Last week I had the opportunity to attend the 1st Transylvanian Deep Learning Summer School (TMLSS). It took place in Cluj, Romania and its main focus was Deep Learning and Reinforcement Learning. Here is the link to website that includes the programme and the full list of lecturers. (link)
The aim of the organizers was
"to popularize topics around machine learning and artificial intelligence more broadly in Europe and specifically in Eastern Europe, and to encourage research in these fields."
I found this objective to be a great idea and I firmly believe that initiatives such as this help the research community grow and expand with people from diverse backgrounds.
Speaking of diversity the majority of the lecturers came originally from Eastern European countries. The student mix was 56% from Eastern Europe, 36% Western Europe and US and 8% from the rest of world. In total 30 different countries were represented including far way places such as Philippines, Brazil and Iran. From a gender perspective 43% of the students were women, which is also an impressive ratio.
Since this was my first summer school I have no point of reference to compare it with, but I found it to be a great experience. Looking at the programme one can see that it was intense, with plenty of lectures and labs, as well as social gatherings and opportunities to meet and greet with other students and teachers.
I was immensely impressed by how humble and approachable all the lecturers were. In a full week of interacting with all these accomplished scientists I never heard one of them bragging about their accomplishments or the field in general. It shows that people at the forefront of DL & RL research do not necessarily embrace the hype around it. This was also reflected in the classroom, where part of the discussion was the current open research problems and the limitations of what we know and can do.
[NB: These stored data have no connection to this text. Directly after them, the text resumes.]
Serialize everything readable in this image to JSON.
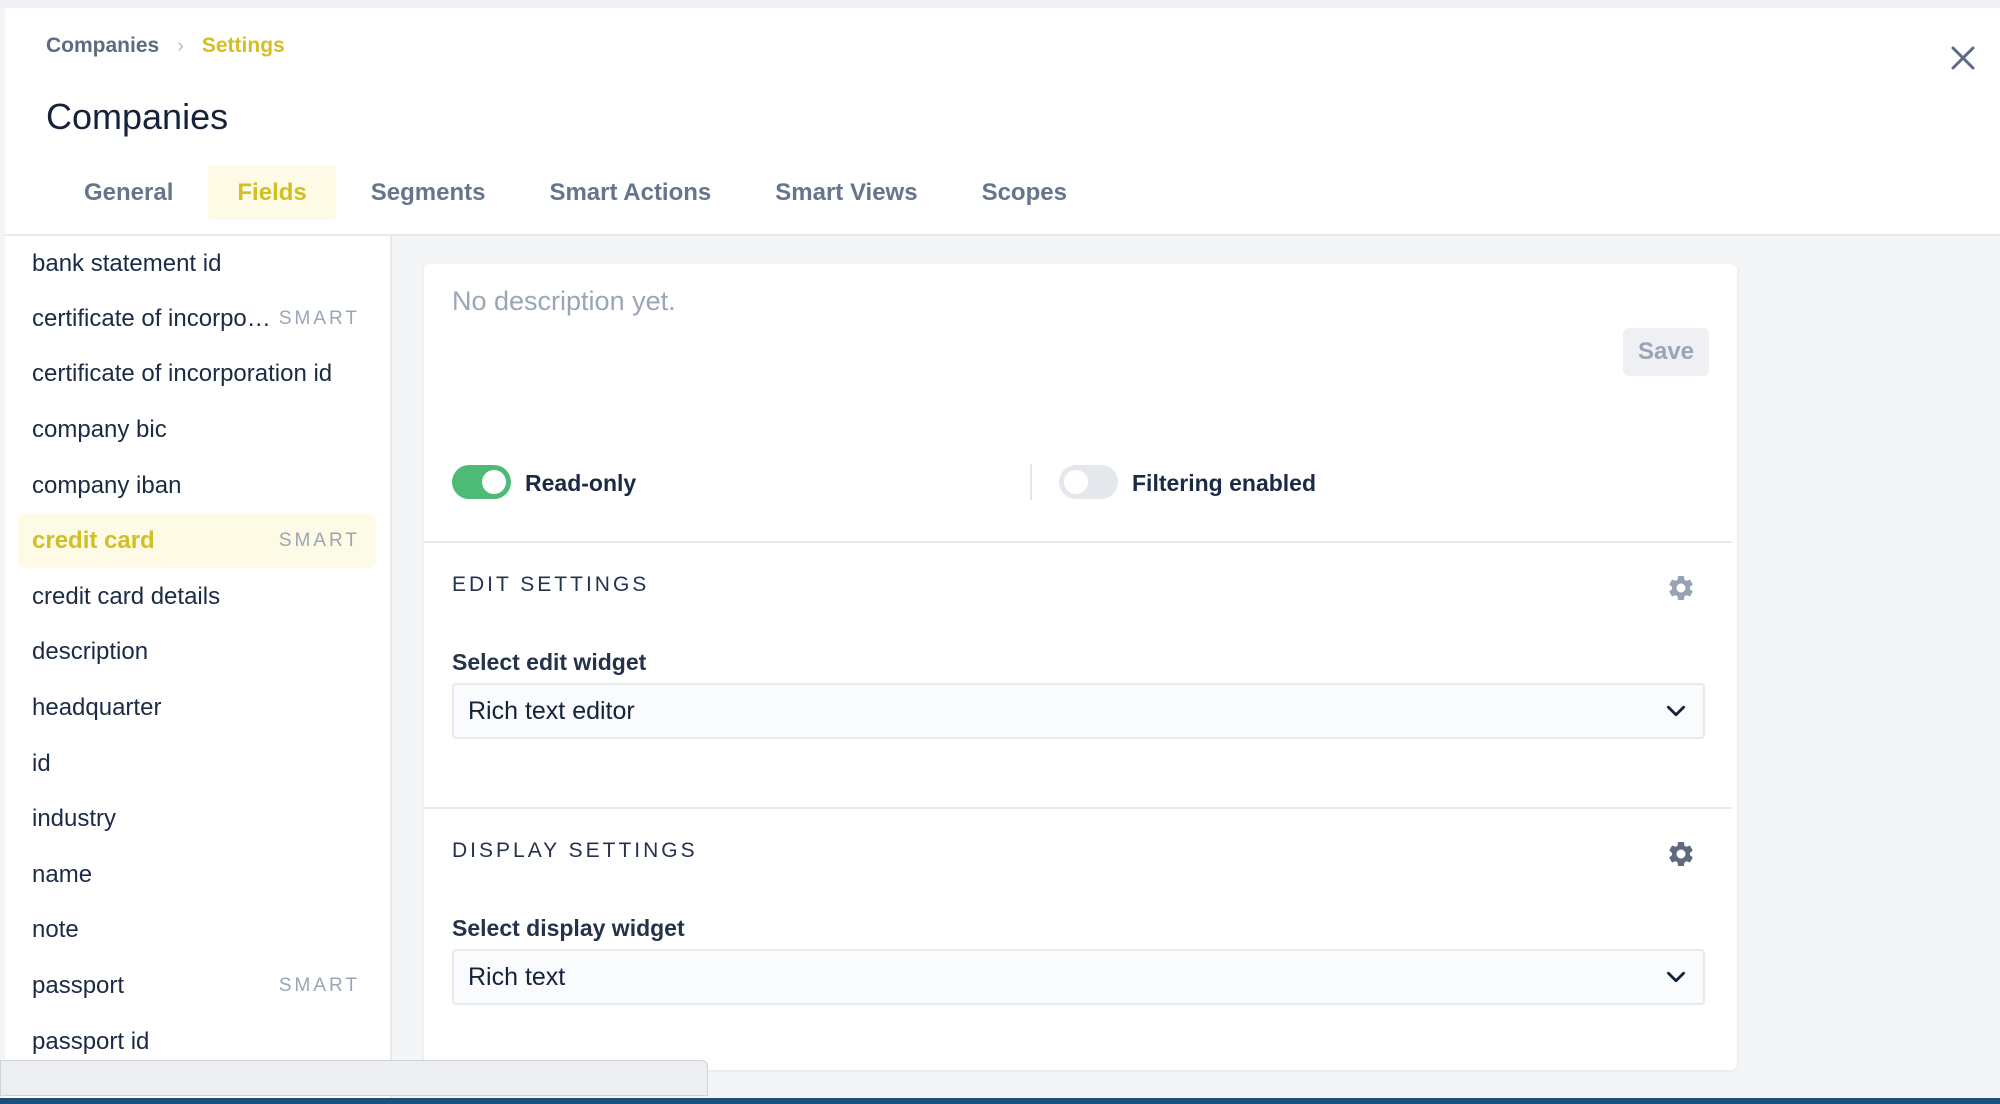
{
  "breadcrumb": {
    "root": "Companies",
    "separator": "›",
    "current": "Settings"
  },
  "page_title": "Companies",
  "tabs": [
    {
      "label": "General",
      "active": false
    },
    {
      "label": "Fields",
      "active": true
    },
    {
      "label": "Segments",
      "active": false
    },
    {
      "label": "Smart Actions",
      "active": false
    },
    {
      "label": "Smart Views",
      "active": false
    },
    {
      "label": "Scopes",
      "active": false
    }
  ],
  "fields": [
    {
      "name": "bank statement id",
      "badge": ""
    },
    {
      "name": "certificate of incorporation",
      "badge": "SMART"
    },
    {
      "name": "certificate of incorporation id",
      "badge": ""
    },
    {
      "name": "company bic",
      "badge": ""
    },
    {
      "name": "company iban",
      "badge": ""
    },
    {
      "name": "credit card",
      "badge": "SMART",
      "active": true
    },
    {
      "name": "credit card details",
      "badge": ""
    },
    {
      "name": "description",
      "badge": ""
    },
    {
      "name": "headquarter",
      "badge": ""
    },
    {
      "name": "id",
      "badge": ""
    },
    {
      "name": "industry",
      "badge": ""
    },
    {
      "name": "name",
      "badge": ""
    },
    {
      "name": "note",
      "badge": ""
    },
    {
      "name": "passport",
      "badge": "SMART"
    },
    {
      "name": "passport id",
      "badge": ""
    }
  ],
  "description": {
    "placeholder": "No description yet.",
    "save_label": "Save"
  },
  "toggles": {
    "read_only": {
      "label": "Read-only",
      "enabled": true
    },
    "filtering": {
      "label": "Filtering enabled",
      "enabled": false
    }
  },
  "edit_settings": {
    "title": "EDIT SETTINGS",
    "select_label": "Select edit widget",
    "selected": "Rich text editor"
  },
  "display_settings": {
    "title": "DISPLAY SETTINGS",
    "select_label": "Select display widget",
    "selected": "Rich text"
  },
  "colors": {
    "accent": "#d1bf23",
    "toggle_on": "#4dbb77",
    "text": "#1b2b45"
  },
  "icons": {
    "close": "close-icon",
    "gear": "gear-icon",
    "chevron": "chevron-down-icon",
    "breadcrumb_separator": "chevron-right-icon"
  }
}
When it comes to the content itself, it was a mix of introductory and more advanced lectures and labs in Mathematics of Deep Learning, Convolutional Neural Networks, Recurrent Neural Networks, Unsupervised Learning and Reinforcement Learning. As expected, some classes were easier to follow than others, but I believe that there is always an opportunity to learn something at any circumstance. I also viewed the past week as a way to gauge my own level of knowledge in certain subjects and even more importantly I viewed it as an opportunity to get a peek in new areas that serve as a potential source of new research directions. One of the topics that I found extremely interesting and potentially applicable to Network Security was the Graph Neural Networks, which funnily enough was the last lecture of the school. So, in a way they saved the best for last as far as I'm concerned.
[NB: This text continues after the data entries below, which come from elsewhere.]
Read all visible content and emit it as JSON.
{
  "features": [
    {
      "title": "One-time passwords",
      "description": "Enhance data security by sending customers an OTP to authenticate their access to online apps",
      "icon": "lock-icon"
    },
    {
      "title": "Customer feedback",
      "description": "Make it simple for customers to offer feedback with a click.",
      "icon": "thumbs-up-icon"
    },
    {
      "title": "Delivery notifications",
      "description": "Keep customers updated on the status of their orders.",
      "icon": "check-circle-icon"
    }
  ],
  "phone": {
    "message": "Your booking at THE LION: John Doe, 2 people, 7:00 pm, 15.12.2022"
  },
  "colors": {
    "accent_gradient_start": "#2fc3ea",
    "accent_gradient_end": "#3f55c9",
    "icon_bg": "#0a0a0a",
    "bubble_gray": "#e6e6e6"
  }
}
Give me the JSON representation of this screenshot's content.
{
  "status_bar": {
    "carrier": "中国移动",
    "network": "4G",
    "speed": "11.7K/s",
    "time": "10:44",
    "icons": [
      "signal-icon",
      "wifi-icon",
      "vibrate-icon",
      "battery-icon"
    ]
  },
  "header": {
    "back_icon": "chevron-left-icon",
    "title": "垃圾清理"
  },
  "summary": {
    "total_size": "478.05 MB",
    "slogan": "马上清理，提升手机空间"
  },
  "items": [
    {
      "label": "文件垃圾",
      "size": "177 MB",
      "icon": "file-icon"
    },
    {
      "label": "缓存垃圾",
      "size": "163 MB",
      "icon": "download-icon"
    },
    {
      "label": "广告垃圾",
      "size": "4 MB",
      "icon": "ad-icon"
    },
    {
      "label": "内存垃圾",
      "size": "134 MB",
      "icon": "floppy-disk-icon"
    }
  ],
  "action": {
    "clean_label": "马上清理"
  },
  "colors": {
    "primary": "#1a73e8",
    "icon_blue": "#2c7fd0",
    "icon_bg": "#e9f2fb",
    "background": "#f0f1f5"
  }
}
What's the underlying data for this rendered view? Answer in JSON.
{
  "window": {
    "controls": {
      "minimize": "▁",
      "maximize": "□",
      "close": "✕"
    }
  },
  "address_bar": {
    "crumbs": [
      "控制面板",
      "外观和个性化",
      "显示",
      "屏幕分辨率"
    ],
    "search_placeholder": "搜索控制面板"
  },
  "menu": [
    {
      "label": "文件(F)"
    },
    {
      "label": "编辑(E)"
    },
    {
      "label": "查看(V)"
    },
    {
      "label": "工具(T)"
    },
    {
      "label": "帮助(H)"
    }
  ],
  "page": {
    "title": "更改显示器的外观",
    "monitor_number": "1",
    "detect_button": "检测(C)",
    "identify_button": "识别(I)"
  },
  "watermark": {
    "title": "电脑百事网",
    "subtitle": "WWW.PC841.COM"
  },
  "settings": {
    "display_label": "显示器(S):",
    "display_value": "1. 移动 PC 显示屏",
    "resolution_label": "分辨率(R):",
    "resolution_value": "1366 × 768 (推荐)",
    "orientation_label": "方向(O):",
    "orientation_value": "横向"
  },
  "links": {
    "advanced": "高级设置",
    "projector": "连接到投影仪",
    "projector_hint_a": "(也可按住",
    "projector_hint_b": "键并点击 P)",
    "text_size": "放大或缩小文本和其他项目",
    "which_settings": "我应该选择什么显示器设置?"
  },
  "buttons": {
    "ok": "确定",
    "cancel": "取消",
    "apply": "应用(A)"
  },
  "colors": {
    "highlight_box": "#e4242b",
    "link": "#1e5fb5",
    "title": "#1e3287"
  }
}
After a full immersion for a week, I feel inspired not just by the knowledge I acquired, but also by the interaction with all these interesting people -teachers and fellow students alike- and the exposure on different ways of thinking about DL and RL research.
Last but not least I have to say that the organization before, during and after the school was impeccable. A lot of effort was put from a good number of people and that was evident in the fact that there were virtually no problems or at least no problems that we, as participants, observed.
Thank you for taking such a good care of us and making this a wonderful experience!